3.3. Predictions on Impact of Coronavirus Variants at the Sp-ACE2 Binding Interface

The modulation of the interaction on the two surface regions of ACE2 could be related to the different infection capability also for the SARS-CoV-2 variants. Our structural comparison of the amino acids at the interface could be exploited to design solutions effective against the binding to the receptor ACE2 of the SARS-CoV-2 Sp and its mutational variants created under natural selection conditions. To date, four major lineages with variants of potential biological significance were identified (https://cov-lineages.org; https://covariants.org, accessed on 22 July 2021), by focusing only on the variations affecting the Sp-RBD: Alpha (B.1.1.7) with the mutation N501Y; Beta (B.1.351) and Gamma (P.1) with the same three mutations K417N, E484K, and N501Y (also in Alpha); and Delta (B.1.617) with the two mutations L452R and T478K. Among these amino acid residues underwent natural mutational events, in our study, K417 was found to be extremely critical in the binding of Sp to ACE2. K417 forms salt bridge and H-bond interactions with D30 of ACE2, while the K417N substitution might determine a weaker bond for the Beta and Gamma variants, by loss of the positive charge of lysine. On the contrary, N501 interacts with Y41 of ACE2 (as T487 of SARS-CoV-1 Sp) by an H-bond, and the N501Y substitution of Alpha, Beta, and Gamma variants, by introducing a tyrosine side chain, might maintain the H-bond and add an aromatic interaction with Y41, thus making stronger the binding to ACE2. However, the sterical hindrance of the tyrosine might introduce perturbation at the interface.

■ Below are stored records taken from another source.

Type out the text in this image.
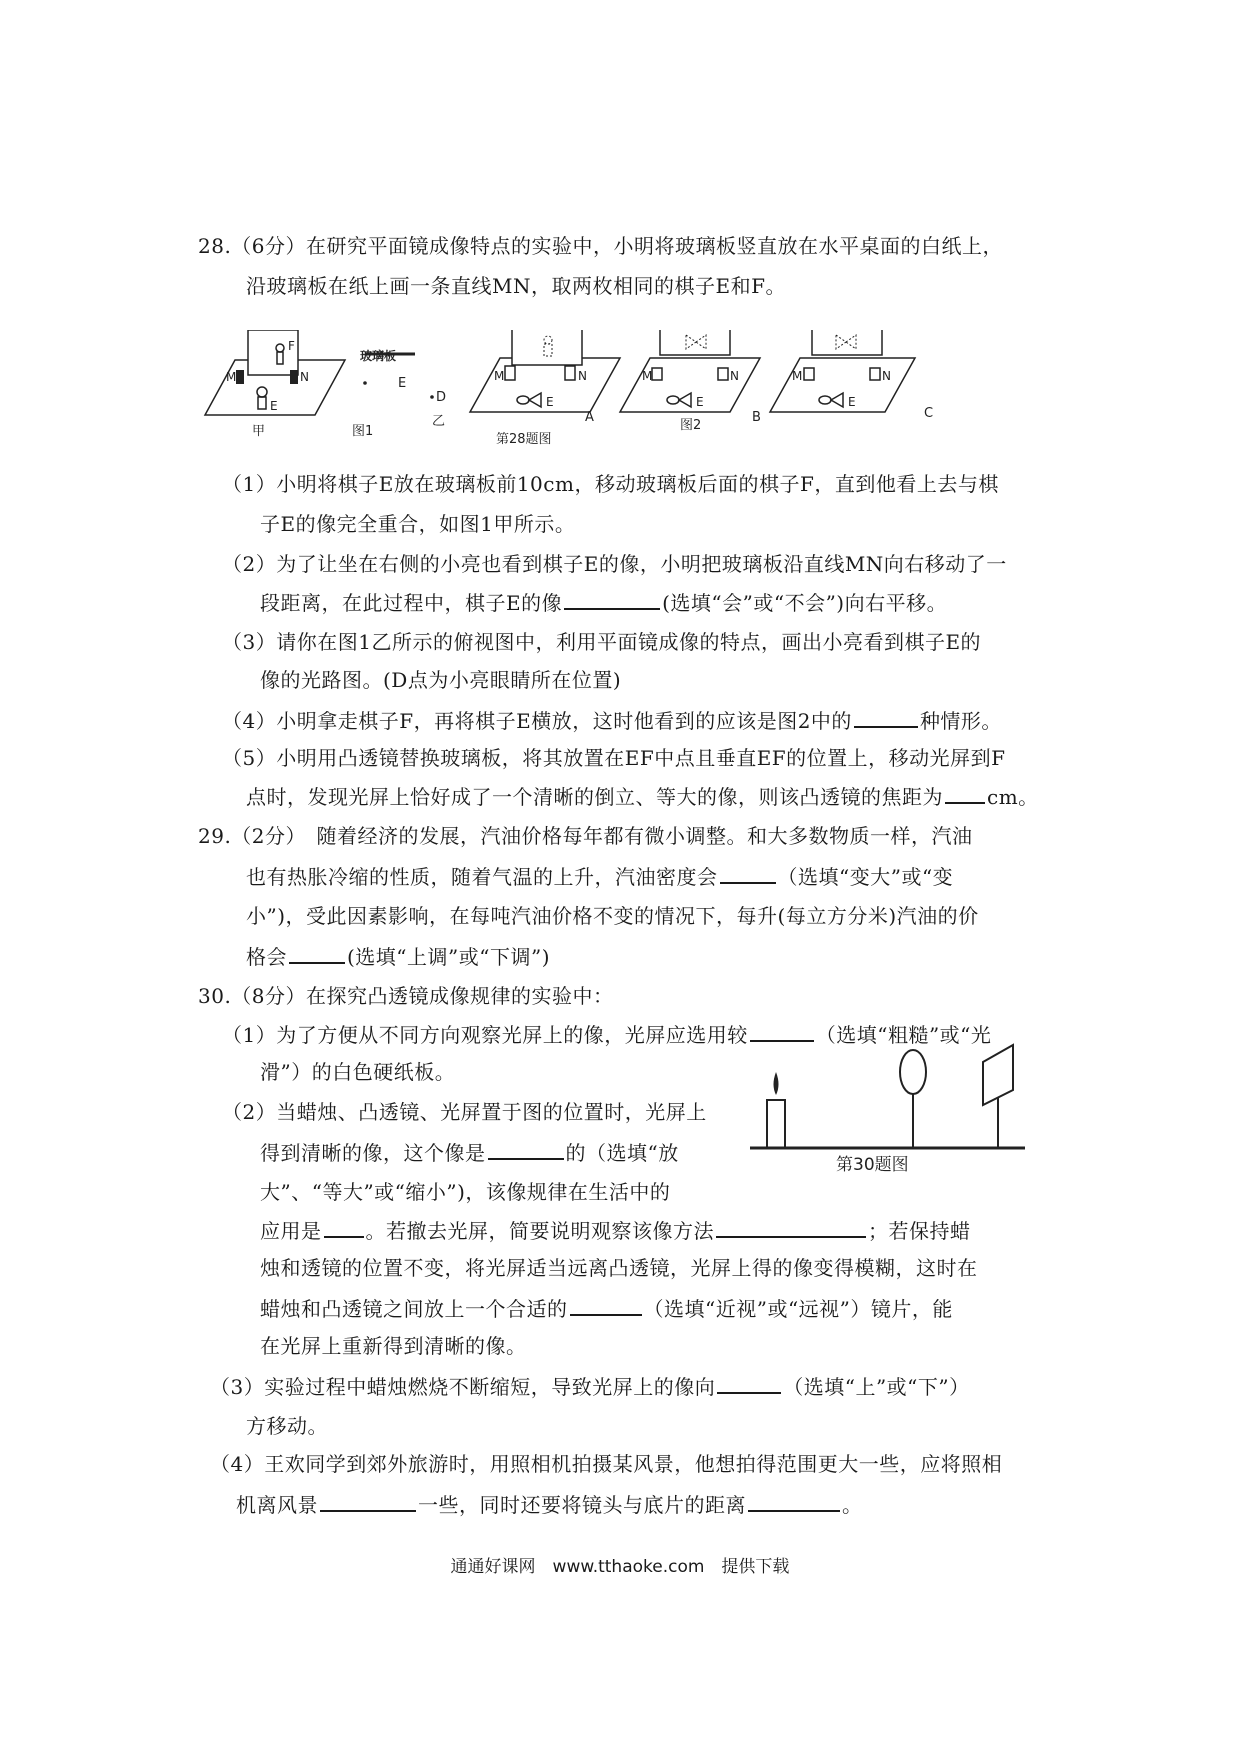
28.（6分）在研究平面镜成像特点的实验中，小明将玻璃板竖直放在水平桌面的白纸上，
沿玻璃板在纸上画一条直线MN，取两枚相同的棋子E和F。
M	N
F
E
M	N
E
M	N
E
M	N
E
玻璃板
E
D
甲	图1
乙
第28题图
A
图2
B	C
（1）小明将棋子E放在玻璃板前10cm，移动玻璃板后面的棋子F，直到他看上去与棋
子E的像完全重合，如图1甲所示。
（2）为了让坐在右侧的小亮也看到棋子E的像，小明把玻璃板沿直线MN向右移动了一
段距离，在此过程中，棋子E的像	(选填“会”或“不会”)向右平移。
（3）请你在图1乙所示的俯视图中，利用平面镜成像的特点，画出小亮看到棋子E的
像的光路图。(D点为小亮眼睛所在位置)
（4）小明拿走棋子F，再将棋子E横放，这时他看到的应该是图2中的	种情形。
（5）小明用凸透镜替换玻璃板，将其放置在EF中点且垂直EF的位置上，移动光屏到F
点时，发现光屏上恰好成了一个清晰的倒立、等大的像，则该凸透镜的焦距为 cm。
29.（2分）　随着经济的发展，汽油价格每年都有微小调整。和大多数物质一样，汽油
也有热胀冷缩的性质，随着气温的上升，汽油密度会	（选填“变大”或“变
小”)，受此因素影响，在每吨汽油价格不变的情况下，每升(每立方分米)汽油的价
格会	(选填“上调”或“下调”)
30.（8分）在探究凸透镜成像规律的实验中：
（1）为了方便从不同方向观察光屏上的像，光屏应选用较	（选填“粗糙”或“光
滑”）的白色硬纸板。
第30题图
（2）当蜡烛、凸透镜、光屏置于图的位置时，光屏上
得到清晰的像，这个像是	的（选填“放
大”、“等大”或“缩小”)，该像规律在生活中的
应用是 。若撤去光屏，简要说明观察该像方法	；若保持蜡
烛和透镜的位置不变，将光屏适当远离凸透镜，光屏上得的像变得模糊，这时在
蜡烛和凸透镜之间放上一个合适的	（选填“近视”或“远视”）镜片，能
在光屏上重新得到清晰的像。
（3）实验过程中蜡烛燃烧不断缩短，导致光屏上的像向	（选填“上”或“下”）
方移动。
（4）王欢同学到郊外旅游时，用照相机拍摄某风景，他想拍得范围更大一些，应将照相
机离风景	一些，同时还要将镜头与底片的距离	。
通通好课网　www.tthaoke.com　提供下载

In fact, very recently Socher et al. [35] performed molecular dynamics simulations also on this substitution showing a reduced binding affinity of B.1.1.7 Sp for ACE2, as the residue Y501 de-restructured the Sp-ACE2 interface decreasing the linear interaction energy between the RBD and ACE2.
It is interesting to note that the other Sp mutations, i.e., E484K, L452R, and T478K, could have been selected as they affect amino acids that are not involved in significant interactions in wt SARS-CoV-2. Importantly, the three mutations introduce positive charges on Sp, with a possible gain of charge-charge interaction on the ACE2 surface, in agreement with the investigations by Xie et al. [34], already mentioned in the previous paragraph. In the case of E484, in fact, we note that this amino acid is not involved in relevant interactions with ACE2 K31, while the corresponding amino acid in SARS-CoV-1, i.e., P470, is capable of generic interaction with ACE2 E75 (see Table S1). Substitutions with positive charges on Sp may create further positive-negative charge interactions that make possible an increased binding affinity of Sp to the ACE2 receptor. The close spatial proximity of D30-K417 and K31-E484 opposite-charge couples suggests that the double mutation observed in Beta and Gamma variants (i.e., K417N and E484K) removed the two interactions, but maintained in the region at least the positive lysine side chain on the SARS-CoV-2 surface, which might preserve in that region at least one opposite-charge couple. However, the molecular impact of mutations within RBD on Sp binding stability with ACE2 is yet largely unknown and needs further investigations [35].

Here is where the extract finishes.